Ola Asdahl Rokkones
Ola Asdahl Rokkones (b. 1983) lives in Tromsø, Northern Norway, and is one of few saxophonists working at a professional level within the fields of both classical music and jazz. His discography is growing and includes twelve releases of various genres, such as the albums Arctic Saxophone (LWC1263) with Arktisk Filharmoni, Trio Brax (LWC1248) with Julia Neher and Sergej Osadchuk, Man in the Sea (FBCD246) with Treskatresk, Zwei-Mann-Orchester (FBCD242) with Mean Steel, and Norwegian Saxophone (LWC1162) with Fabio Mastrangelo and the St. Petersburg Northern Sinfonia.
As a classical musician, he has appeared as a soloist with several orchestras in Norway, Russia, Germany and France, among them Arktisk Filharmoni, Bergen Philharmonic Orchestra and the Mariinsky Symphonic Orchestra. He has commissioned and premiered music by numerous composers, such as Anders Torgunrud Røshol, Alexander Aarøen, Alexander Manotskov, Terje Bjørklund, Agnes Ida Pettersen, Tine Surel Lange, Herborg Rundberg, Rakel Nystabakk, Helge Iberg, Kjell Habbestad, Martin Romberg, Torstein Aagaard-Nilsen, Erik Stifjell, Lars Skoglund, Håvard Lund, Bodvar Drotninghaug Moe, and Bjørn Breimo.
As a jazz- and ensemble musician he is highly profiled through several groups, such as Mean Steel, Trio Brax, Marit Sandvik & Nova Onda, Treskatresk, Mike del Ferro Quintet, and Magyar Hot Club. In 2010 he was selected as the Norwegian representative to the prestigious European Jazz Orchestra. Since 2020 he has been the musical director of the project Fargespill in Tromsø, and he has also worked with dance and theatre ensembles, such as the choreographers Silje Solheim Johnsen and Gerd Kaisa Vorren, as well as the theatre group Ferske Scener.
With various constellations he has toured internationally, and performed in Norway, Sweden, Finland, Denmark, Germany, France, Austria, Russia, Poland, The Czech Republic, Slovakia, Slovenia, Hungary, Romania, Turkey, and Brazil.

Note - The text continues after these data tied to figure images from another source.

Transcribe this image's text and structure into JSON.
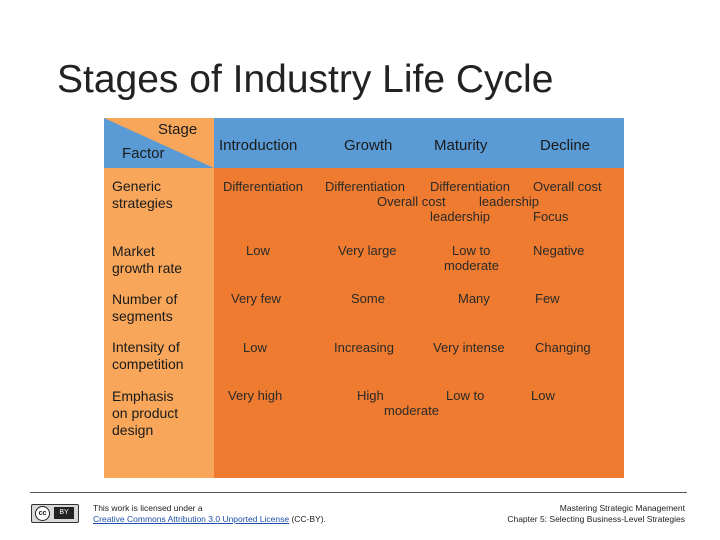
{
  "title": "Stages of Industry Life Cycle",
  "table": {
    "corner": {
      "stage_label": "Stage",
      "factor_label": "Factor"
    },
    "columns": [
      "Introduction",
      "Growth",
      "Maturity",
      "Decline"
    ],
    "rows": [
      {
        "label_line1": "Generic",
        "label_line2": "strategies",
        "cells": [
          "Differentiation",
          "Differentiation",
          "Differentiation",
          "Overall cost",
          "Overall cost",
          "leadership",
          "leadership",
          "Focus"
        ]
      },
      {
        "label_line1": "Market",
        "label_line2": "growth rate",
        "cells": [
          "Low",
          "Very large",
          "Low to",
          "moderate",
          "Negative"
        ]
      },
      {
        "label_line1": "Number of",
        "label_line2": "segments",
        "cells": [
          "Very few",
          "Some",
          "Many",
          "Few"
        ]
      },
      {
        "label_line1": "Intensity of",
        "label_line2": "competition",
        "cells": [
          "Low",
          "Increasing",
          "Very intense",
          "Changing"
        ]
      },
      {
        "label_line1": "Emphasis",
        "label_line2": "on product",
        "label_line3": "design",
        "cells": [
          "Very high",
          "High",
          "Low to",
          "moderate",
          "Low"
        ]
      }
    ]
  },
  "footer": {
    "license_prefix": "This work is licensed under a",
    "license_link": "Creative Commons Attribution 3.0 Unported License",
    "license_suffix": "(CC-BY).",
    "book_title": "Mastering Strategic Management",
    "chapter": "Chapter 5: Selecting Business-Level Strategies",
    "cc_badge_cc": "cc",
    "cc_badge_by": "BY"
  },
  "colors": {
    "header": "#5b9bd5",
    "body": "#ee7b2f",
    "left_column": "#f7a65a"
  }
}
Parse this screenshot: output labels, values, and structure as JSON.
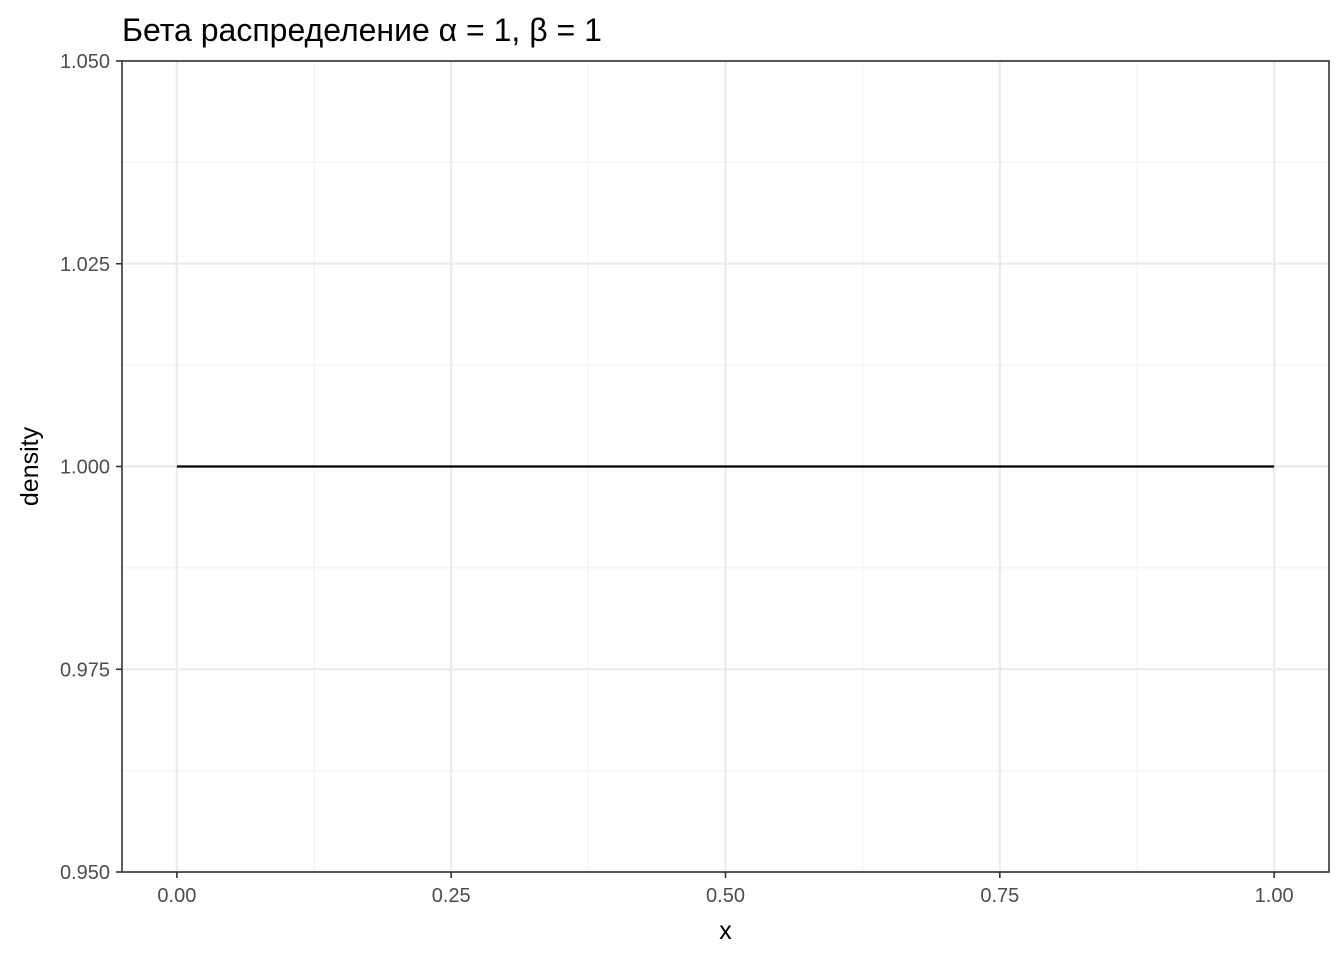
{
  "chart_data": {
    "type": "line",
    "title": "Бета распределение α = 1, β = 1",
    "xlabel": "x",
    "ylabel": "density",
    "xlim": [
      -0.05,
      1.05
    ],
    "ylim": [
      0.95,
      1.05
    ],
    "x_ticks": [
      0.0,
      0.25,
      0.5,
      0.75,
      1.0
    ],
    "x_tick_labels": [
      "0.00",
      "0.25",
      "0.50",
      "0.75",
      "1.00"
    ],
    "x_minor_ticks": [
      0.125,
      0.375,
      0.625,
      0.875
    ],
    "y_ticks": [
      0.95,
      0.975,
      1.0,
      1.025,
      1.05
    ],
    "y_tick_labels": [
      "0.950",
      "0.975",
      "1.000",
      "1.025",
      "1.050"
    ],
    "y_minor_ticks": [
      0.9625,
      0.9875,
      1.0125,
      1.0375
    ],
    "grid": true,
    "colors": {
      "line": "#000000",
      "grid_major": "#ebebeb",
      "grid_minor": "#f3f3f3",
      "border": "#333333"
    },
    "series": [
      {
        "x": [
          0.0,
          0.25,
          0.5,
          0.75,
          1.0
        ],
        "y": [
          1.0,
          1.0,
          1.0,
          1.0,
          1.0
        ]
      }
    ]
  }
}
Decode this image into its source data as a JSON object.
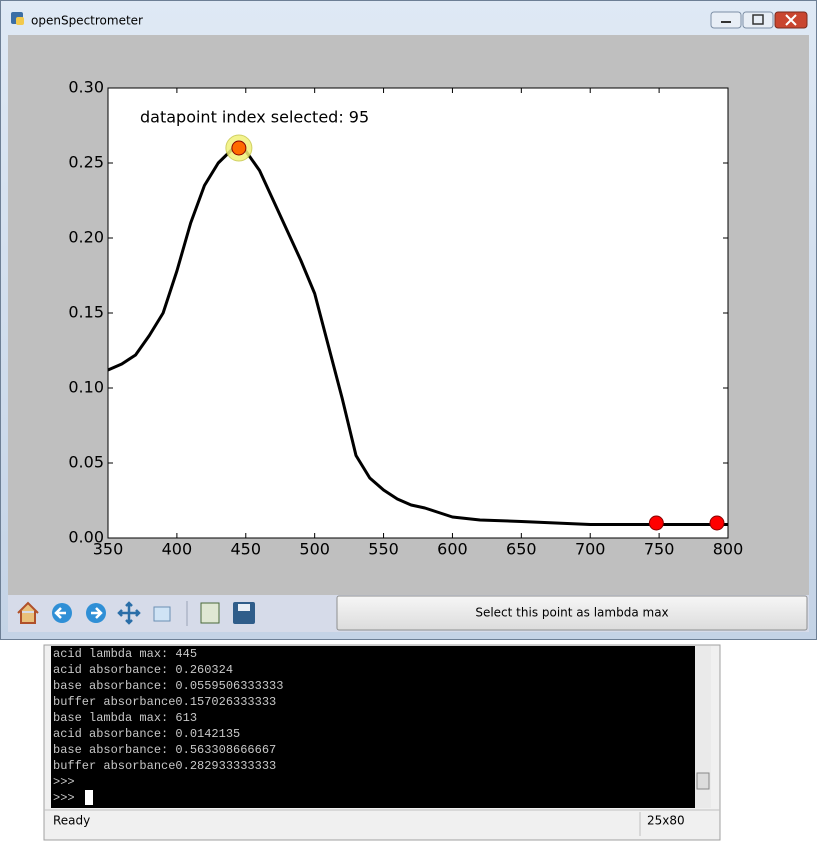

He has studied with several acclaimed teachers including Lars Lien, Vibeke Breian, Jean-Yves Fourmeau and John-Pål Inderberg. In 2012 he received the Culture prize of Tromsø Municipality, and in 2018 he was the laureate of the artist grant of the Tromsø region. In 2019 he was selected as one of the four recipients of the Barents Scholarship “for valuable and outstanding contribution to the cultural life and cooperation across borders in the Barents Region”. In 2022 he was awarded an artist grant from the Ingerid, Synnøve og Elias Fegerstens foundation.